More fundamentally, given the wider strategic interests at stake, one could rightly wonder whether child-centric consultations and co- creation processes will have a structural impact on product and policy development cycles in a fast-innovating, highly commercialised, and globalised digital environment. To state the obvious: What happens if a child or youth perspective conflicts with the business or policy strategy? Regardless of the commitment and effort going into the #Pledge2Youth line of work, there is little tangible evidence of significant changes in terms of the products and services these companies provide.

Meanwhile, given the pace of EU policy making, it remains to be seen if the children and young people we closely worked with will end up feeling that their views have not only been listened to but also acted upon. #DigitalDecade4YOUth was just one part of many consultation steps to be taken in the revision of the European Strategy for a Better Internet for Children, with the views from a larger variety of other stakeholders also considered, and for good reasons.14

This is exactly why, in Lundy’s words, voice is not enough. In our view, one promising way forward is to require companies and governments to make youth participation part of so-called child rights impact assessments when a new digital product, service, or policy that may directly or indirectly impact children’s rights is designed, deployed, or evaluated.15

These impact assessments should primarily follow a risk-based, age-appropriate, safety- by-design approach, trying to anticipate and mitigate systemic risks to children’s rights, while factoring in existing or new inequalities that digital technology may reinforce or generate.16

At the same time, citizens in a digital world are entitled to expect more positive and aspiring standards. How will companies and governments ensure all children are able to access, create, and share a diversity of information and content? Will the product or policy foster opportunities for imaginative play and experimentation?17 Will it encourage children and young people to explore and develop their ideas, identities, and relationships in an open, constructive, and responsible manner?18

These are the kind of questions that can only be resolved in a meaningful way when the voices of children and young people are heard and listened to. To ensure transparency and accountability in terms of how the views of children and young people were taken into account and why action has proceeded in one way or the other, child rights impact assessments should be made public, with clear follow-up activities to ensure impacts are monitored and reassessed as necessary.

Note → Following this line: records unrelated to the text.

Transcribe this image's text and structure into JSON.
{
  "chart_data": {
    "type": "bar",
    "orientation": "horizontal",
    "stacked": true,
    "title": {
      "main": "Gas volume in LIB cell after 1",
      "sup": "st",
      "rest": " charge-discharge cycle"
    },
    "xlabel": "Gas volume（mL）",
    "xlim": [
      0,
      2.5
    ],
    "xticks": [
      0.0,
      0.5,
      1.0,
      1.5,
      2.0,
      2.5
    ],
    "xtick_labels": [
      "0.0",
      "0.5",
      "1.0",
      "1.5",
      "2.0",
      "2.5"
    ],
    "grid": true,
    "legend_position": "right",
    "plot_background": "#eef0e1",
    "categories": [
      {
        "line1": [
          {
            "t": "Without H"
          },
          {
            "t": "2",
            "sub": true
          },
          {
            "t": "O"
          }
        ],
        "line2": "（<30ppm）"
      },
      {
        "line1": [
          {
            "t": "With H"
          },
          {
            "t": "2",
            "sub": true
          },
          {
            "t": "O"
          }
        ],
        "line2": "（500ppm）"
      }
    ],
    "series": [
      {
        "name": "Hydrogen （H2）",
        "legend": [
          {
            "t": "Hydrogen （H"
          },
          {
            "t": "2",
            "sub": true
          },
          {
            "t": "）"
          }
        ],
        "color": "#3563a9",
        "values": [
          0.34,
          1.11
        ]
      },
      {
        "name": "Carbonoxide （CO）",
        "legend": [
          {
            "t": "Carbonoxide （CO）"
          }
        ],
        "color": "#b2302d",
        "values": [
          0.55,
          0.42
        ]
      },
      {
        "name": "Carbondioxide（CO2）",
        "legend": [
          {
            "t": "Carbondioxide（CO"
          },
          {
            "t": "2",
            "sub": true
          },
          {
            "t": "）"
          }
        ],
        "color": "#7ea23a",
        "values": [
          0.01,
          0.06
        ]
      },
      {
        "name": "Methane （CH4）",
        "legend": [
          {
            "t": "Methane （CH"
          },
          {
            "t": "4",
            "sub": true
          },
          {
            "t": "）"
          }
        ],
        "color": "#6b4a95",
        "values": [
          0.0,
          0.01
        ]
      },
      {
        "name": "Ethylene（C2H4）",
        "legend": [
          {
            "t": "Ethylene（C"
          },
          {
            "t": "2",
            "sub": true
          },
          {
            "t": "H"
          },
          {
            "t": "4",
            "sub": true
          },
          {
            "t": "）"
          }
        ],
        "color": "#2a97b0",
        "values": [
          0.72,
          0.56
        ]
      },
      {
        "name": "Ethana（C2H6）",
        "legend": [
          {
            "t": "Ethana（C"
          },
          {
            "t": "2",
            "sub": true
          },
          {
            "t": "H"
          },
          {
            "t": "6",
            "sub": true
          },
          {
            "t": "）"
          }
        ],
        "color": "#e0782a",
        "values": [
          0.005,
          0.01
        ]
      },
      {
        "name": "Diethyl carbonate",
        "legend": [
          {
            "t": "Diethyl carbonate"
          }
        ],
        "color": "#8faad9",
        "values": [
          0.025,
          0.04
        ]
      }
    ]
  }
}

In the European policy landscape, the pressure on industry is clearly building, with various important legislative and regulatory initiatives launched or underway. This substantially raises the bar for digital service providers as the burden of proof is on their side to show that, indeed, the best interest of children and young people has been a primary consideration in the business development cycle. Those who get ahead of the curve today are likely to be tomorrow’s winners.